Valentino Rossi was left disappointed after crashing out of victory contention on lap 10 of Sunday's Indianapolis Grand Prix.
The Italian, who inherited the lead after Dani Pedrosa
fell just in front of him on lap four, dropped out of a close second behind Fiat Yamaha team-mate Jorge Lorenzo
when he lost the front into turn two (see below for more pictures).
The 30-year-old hit the asphalt hard with his right shoulder before sliding onto the grass. A stunned Rossi attempted to continue but his M1 was too badly damaged and he was eventually forced to accept his first DNF (and second non-score) of the season.
“Today is a disappointment of course,” said Rossi. “We struggled here with the setting all weekend, but we made an improvement today and I got a good start and was able to stay in touch with Pedrosa.
“Once he fell, I knew it would be between Jorge and I but I honestly don't know how it would have finished, because Jorge was very fast today. Of course, it would have been better to have finished second than not to finish at all!”
Upon returning to the pits, Rossi immediately began checking the telemetry to try and find out what he had done wrong. The answer, it seems, is that the six time MotoGP champion had been a little off-line.

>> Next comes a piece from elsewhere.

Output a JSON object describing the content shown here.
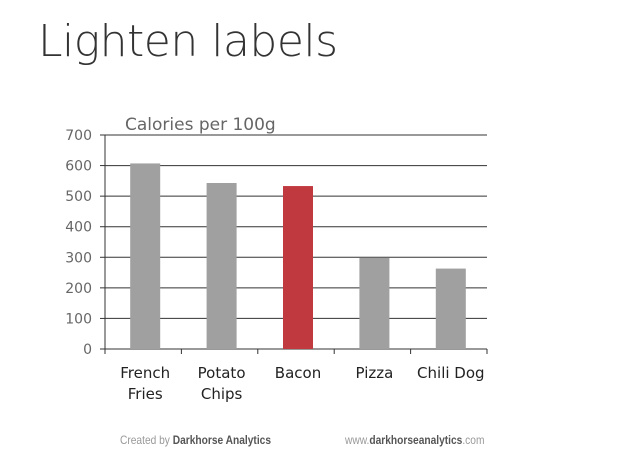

“Unfortunately I ran wide on to a dirty part of the track at turn one and lost the front,” confirmed Rossi. “I tried to carry on but there was a problem with my throttle and it wasn't possible.”
“It was a bit of a strange crash, and this is why as soon as Valentino got back he wanted to check the data,” added team manager Davide Brivio. “It seems he just found himself on a dirty part of the track and so when he braked he lost the front and that was it.”
Rossi's surprise error has halved his world championship lead to 25 points over Lorenzo heading into Misano, just a few miles from Rossi's home town.
“I want to congratulate Jorge for his victory and now we look forward to coming back to the front at Misano. We are still leading the championship and this is the most important thing,” Rossi concluded.